In Emily Schultz’s The Blondes, women’s preoccupation with hair (especially blonde hair) plays a major role. But there is, of course, something deeper going on here. And it is through the protagonist Hazel Hayes that these deeper meanings are explored.

 
Hazel is a somewhat innocent yet resourceful young woman working on her dissertation in aesthetology, or the study of looking, at New York University when a viral pandemic hits the city.
 
The pandemic has a global reach, and it comes to be known as The Blonde Fury because it afflicts only women (of any race, age, and background) who have blonde hair, dyed or natural. Once afflicted, the women become enraged and viciously attack bystanders within their reach. The frightening thing is that you cannot tell if a woman (or a girl child) has this disease until she explodes into violence.
 
Hazel is a witness to such an attack on the New York subway. At the time she doesn’t know about the pandemic. In the days following, reports of other attacks make the news, and Hazel begins to see a pattern of the outbreak that is taking place around her. In studying a map of the city, she comes to realize that she is living in the centre of New York’s afflicted neighbourhoods.
 
She then has to decide what she should do next: leave NYC, or stay? A decision compounded by the fact that she is now pregnant; an outcome of an affair with her thesis supervisor.
 
 
Fear & Survival amidst the Pandemic
 
What Emily Schultz captures so well in her novel is the ever-so-subtle fear seeping in as the pandemic unfolds.

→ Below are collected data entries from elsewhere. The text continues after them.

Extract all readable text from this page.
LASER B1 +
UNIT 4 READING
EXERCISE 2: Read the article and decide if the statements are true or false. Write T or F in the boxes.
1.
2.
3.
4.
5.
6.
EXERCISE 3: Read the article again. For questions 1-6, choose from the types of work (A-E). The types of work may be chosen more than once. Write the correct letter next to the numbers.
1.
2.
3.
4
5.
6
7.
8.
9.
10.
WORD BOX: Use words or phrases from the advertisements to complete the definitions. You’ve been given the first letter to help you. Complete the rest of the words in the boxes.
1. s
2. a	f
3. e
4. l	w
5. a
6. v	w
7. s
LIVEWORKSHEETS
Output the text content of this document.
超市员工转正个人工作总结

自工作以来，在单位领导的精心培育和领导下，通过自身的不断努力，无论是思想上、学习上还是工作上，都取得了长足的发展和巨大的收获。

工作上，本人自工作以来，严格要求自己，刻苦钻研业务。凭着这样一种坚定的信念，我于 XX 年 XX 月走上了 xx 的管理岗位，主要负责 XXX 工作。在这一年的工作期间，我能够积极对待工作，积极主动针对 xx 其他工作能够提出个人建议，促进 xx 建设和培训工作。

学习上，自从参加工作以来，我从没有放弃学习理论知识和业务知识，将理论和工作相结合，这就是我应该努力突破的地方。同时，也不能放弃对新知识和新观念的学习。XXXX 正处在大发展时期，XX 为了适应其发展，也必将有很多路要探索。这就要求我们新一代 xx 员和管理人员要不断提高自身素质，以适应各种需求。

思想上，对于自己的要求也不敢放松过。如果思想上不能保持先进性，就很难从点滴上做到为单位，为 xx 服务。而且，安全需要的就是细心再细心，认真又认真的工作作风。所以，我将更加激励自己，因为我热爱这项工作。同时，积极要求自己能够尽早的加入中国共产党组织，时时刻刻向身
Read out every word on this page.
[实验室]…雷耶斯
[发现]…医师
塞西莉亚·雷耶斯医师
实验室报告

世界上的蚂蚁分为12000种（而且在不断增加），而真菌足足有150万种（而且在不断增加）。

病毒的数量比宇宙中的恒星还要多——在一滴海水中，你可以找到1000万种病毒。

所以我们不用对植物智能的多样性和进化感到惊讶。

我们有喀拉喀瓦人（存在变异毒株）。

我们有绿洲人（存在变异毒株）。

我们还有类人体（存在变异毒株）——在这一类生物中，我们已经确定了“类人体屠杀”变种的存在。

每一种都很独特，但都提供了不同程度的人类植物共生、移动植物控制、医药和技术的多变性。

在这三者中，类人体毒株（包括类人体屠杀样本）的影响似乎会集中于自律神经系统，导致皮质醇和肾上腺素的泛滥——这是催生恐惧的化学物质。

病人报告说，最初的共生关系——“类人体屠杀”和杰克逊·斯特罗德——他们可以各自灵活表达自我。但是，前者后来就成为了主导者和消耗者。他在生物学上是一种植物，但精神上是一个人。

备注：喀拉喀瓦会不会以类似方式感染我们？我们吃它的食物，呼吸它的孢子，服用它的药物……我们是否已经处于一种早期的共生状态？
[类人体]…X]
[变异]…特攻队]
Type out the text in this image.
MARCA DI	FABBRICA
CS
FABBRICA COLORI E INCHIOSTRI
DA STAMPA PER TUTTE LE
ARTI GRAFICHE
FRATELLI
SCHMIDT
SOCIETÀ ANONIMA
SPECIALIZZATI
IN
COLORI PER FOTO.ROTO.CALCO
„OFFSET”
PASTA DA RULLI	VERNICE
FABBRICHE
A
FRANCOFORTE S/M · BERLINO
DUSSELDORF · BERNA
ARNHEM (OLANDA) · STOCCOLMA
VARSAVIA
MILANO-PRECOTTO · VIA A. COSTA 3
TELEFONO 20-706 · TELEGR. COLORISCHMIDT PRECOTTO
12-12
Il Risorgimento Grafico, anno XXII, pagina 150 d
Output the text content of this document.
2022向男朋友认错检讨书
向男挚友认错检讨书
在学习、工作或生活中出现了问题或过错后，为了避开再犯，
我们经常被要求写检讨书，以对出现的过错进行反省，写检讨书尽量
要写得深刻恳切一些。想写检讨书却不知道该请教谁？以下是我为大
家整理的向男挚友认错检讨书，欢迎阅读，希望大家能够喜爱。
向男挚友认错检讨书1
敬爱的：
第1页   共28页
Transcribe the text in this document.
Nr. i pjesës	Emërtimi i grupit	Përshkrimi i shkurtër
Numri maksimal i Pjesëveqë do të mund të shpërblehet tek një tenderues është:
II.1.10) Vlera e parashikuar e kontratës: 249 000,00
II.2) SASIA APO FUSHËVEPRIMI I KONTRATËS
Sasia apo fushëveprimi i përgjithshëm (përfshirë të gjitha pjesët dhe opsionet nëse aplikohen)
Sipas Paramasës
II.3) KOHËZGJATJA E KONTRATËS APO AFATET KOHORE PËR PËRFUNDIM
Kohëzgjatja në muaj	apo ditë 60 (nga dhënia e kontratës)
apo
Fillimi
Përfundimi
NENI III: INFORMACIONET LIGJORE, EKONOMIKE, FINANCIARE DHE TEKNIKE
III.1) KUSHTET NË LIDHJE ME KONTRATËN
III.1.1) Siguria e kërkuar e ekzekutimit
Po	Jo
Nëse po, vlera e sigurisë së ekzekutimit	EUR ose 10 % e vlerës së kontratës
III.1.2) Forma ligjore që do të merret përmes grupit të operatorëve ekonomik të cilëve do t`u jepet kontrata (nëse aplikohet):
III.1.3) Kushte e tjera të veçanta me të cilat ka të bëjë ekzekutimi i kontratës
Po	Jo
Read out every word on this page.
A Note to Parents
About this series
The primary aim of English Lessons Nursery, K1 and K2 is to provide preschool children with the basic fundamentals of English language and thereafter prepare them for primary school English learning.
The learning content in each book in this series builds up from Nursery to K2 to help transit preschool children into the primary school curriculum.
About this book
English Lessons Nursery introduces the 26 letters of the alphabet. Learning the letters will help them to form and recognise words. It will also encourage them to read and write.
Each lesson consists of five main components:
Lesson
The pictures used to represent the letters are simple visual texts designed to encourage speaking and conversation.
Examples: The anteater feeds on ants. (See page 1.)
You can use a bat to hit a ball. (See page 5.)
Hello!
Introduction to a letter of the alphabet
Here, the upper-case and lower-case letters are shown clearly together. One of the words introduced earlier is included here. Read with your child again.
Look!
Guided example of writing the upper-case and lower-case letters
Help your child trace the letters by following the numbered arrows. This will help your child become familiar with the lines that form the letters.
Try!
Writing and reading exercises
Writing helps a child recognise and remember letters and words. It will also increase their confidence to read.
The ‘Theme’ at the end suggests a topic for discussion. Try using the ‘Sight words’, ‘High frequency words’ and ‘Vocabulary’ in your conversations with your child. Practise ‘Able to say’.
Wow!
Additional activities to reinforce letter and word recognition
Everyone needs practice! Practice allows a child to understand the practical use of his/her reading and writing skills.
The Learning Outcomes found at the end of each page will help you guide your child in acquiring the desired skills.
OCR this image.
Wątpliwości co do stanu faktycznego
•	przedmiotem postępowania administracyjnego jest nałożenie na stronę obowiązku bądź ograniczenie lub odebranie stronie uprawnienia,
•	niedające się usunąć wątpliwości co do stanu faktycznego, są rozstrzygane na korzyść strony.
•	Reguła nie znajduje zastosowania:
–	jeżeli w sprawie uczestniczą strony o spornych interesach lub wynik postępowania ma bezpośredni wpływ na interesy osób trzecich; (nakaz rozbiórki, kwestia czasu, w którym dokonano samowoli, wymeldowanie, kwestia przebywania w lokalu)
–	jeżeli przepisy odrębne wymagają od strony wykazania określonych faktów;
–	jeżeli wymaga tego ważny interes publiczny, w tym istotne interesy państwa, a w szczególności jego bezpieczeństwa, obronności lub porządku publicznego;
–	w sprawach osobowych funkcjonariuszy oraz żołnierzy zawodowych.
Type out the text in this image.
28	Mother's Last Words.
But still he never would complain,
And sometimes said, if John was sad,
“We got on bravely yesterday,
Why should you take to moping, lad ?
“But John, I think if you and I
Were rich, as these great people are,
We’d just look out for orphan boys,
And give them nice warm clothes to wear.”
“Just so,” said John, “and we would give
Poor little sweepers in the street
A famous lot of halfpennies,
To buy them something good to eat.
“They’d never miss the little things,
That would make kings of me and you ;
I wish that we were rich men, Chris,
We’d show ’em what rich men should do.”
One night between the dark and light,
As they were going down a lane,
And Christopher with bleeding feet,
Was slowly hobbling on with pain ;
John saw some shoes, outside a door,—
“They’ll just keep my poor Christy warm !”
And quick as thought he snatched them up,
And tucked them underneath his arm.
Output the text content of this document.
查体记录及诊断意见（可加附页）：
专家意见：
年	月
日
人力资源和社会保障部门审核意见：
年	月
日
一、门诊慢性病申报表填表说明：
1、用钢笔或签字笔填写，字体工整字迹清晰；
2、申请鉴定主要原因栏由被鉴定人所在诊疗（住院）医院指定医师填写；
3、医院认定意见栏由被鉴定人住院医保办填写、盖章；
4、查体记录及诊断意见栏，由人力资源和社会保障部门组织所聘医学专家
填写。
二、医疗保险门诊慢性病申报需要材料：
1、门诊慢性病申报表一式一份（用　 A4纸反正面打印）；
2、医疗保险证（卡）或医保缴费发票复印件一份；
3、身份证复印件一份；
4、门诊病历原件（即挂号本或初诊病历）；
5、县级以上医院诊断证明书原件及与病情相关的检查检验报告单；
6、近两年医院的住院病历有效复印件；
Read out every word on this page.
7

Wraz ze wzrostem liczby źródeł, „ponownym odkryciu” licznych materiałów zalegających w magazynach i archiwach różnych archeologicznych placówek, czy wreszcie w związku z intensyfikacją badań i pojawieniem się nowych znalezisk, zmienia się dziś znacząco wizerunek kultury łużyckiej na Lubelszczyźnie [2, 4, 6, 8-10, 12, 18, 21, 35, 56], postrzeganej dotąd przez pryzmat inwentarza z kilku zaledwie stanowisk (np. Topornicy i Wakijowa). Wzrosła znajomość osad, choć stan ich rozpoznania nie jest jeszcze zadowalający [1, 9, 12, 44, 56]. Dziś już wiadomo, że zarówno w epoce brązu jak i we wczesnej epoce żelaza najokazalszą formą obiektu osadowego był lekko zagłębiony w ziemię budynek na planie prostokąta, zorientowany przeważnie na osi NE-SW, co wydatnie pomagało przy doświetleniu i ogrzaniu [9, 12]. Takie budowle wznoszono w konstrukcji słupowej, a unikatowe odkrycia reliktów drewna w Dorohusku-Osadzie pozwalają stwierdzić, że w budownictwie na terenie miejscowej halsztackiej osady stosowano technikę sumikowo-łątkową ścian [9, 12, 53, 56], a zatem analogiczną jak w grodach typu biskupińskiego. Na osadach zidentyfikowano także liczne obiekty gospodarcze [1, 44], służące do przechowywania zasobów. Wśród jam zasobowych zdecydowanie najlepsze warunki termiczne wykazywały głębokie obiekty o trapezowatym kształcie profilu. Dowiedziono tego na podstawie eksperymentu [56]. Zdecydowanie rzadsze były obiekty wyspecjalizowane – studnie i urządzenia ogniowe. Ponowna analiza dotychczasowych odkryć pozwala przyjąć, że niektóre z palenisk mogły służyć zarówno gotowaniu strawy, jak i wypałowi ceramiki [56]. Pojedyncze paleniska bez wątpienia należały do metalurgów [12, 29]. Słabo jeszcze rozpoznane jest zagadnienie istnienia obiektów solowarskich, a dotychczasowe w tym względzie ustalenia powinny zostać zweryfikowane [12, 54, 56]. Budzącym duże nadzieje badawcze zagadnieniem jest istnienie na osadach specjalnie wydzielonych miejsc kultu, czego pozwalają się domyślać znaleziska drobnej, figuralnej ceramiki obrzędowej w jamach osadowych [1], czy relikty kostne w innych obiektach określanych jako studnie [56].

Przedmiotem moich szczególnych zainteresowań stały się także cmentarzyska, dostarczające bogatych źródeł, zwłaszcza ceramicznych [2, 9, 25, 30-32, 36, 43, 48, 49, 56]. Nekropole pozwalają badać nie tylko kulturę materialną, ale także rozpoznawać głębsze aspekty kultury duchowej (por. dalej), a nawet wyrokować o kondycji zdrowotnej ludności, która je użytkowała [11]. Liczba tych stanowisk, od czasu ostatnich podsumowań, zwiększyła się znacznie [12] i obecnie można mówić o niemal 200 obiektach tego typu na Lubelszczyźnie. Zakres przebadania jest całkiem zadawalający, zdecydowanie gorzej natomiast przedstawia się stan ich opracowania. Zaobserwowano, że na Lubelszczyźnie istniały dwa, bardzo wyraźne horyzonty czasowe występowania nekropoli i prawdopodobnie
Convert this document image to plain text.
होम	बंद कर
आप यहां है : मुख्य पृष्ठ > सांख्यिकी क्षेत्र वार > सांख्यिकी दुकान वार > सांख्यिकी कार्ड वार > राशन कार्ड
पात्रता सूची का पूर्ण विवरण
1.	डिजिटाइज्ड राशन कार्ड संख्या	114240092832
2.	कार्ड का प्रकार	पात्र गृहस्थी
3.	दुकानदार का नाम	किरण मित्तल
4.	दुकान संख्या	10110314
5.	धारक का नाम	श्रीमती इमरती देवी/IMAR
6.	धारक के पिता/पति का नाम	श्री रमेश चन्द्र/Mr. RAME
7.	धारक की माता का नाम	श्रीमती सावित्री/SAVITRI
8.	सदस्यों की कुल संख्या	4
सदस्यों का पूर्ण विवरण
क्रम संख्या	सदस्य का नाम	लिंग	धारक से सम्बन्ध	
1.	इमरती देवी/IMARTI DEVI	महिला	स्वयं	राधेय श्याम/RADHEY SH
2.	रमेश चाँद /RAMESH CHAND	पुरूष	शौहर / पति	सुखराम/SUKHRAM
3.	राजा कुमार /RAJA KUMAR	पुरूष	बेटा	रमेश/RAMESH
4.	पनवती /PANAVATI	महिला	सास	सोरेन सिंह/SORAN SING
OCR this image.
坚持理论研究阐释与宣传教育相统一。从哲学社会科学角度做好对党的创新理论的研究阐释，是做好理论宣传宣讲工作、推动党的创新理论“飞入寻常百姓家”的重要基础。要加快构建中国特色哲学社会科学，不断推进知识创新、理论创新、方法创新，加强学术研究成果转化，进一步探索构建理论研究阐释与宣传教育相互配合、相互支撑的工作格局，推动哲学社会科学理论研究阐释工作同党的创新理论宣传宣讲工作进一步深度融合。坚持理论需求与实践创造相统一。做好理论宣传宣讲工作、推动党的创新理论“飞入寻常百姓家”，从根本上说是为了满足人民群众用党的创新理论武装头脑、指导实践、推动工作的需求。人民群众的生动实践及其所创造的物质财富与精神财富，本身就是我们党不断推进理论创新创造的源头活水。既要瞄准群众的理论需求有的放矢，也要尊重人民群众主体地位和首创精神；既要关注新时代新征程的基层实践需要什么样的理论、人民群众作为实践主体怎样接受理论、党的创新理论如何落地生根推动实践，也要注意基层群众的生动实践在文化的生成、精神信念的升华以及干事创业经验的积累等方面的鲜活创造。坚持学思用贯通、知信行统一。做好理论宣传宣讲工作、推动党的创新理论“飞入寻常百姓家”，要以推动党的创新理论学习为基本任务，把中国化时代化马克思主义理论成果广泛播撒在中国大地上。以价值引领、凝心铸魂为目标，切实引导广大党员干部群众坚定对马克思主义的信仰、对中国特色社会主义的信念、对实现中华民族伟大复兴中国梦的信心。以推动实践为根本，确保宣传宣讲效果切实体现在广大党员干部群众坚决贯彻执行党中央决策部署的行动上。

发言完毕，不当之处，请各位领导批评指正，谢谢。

The fear of a specific group of people (blondes), the fear of dealing with the afflicted, the fear that comes from witnessing how the authorities deal with the afflicted and with those suspected of being afflicted.
 
Hazel experiences the brunt of authority only too well when she crosses the border into Canada and is quarantined at a Women’s Entry and Evaluation Centre (WEE) in Hamilton for eight weeks. Quarantine centres have sprouted up around the country, and this one is an elementary school converted into a series of rooms to house the dozens of women being held there. At one point, Hazel attempts an escape but, when caught, is placed in isolation, in a broom closet set up with a cot for sleeping. When alone there in the dark, she asks, “What’s going to happen to me?”
 
It is this sense of isolation and disconnection from others that weaves itself through the story. How do you deal with others when panic takes hold? Or when fear reshapes your perceptions of trust and connection? How do you hold on to values of compassion, security, and love? How can you save yourself?
 
The Blondes makes us ask these questions. It makes us wonder who we might turn to for help. To handle her situation, Hazel digs deep into her resourcefulness and in doing so give us a glimpse of what we might do when the world we know is changing around us so quickly.
 
I very much enjoyed reading The Blondes. And I grew very fond of Hazel. Her engaging and authentic voice brings you into her experience of surviving amidst the fury.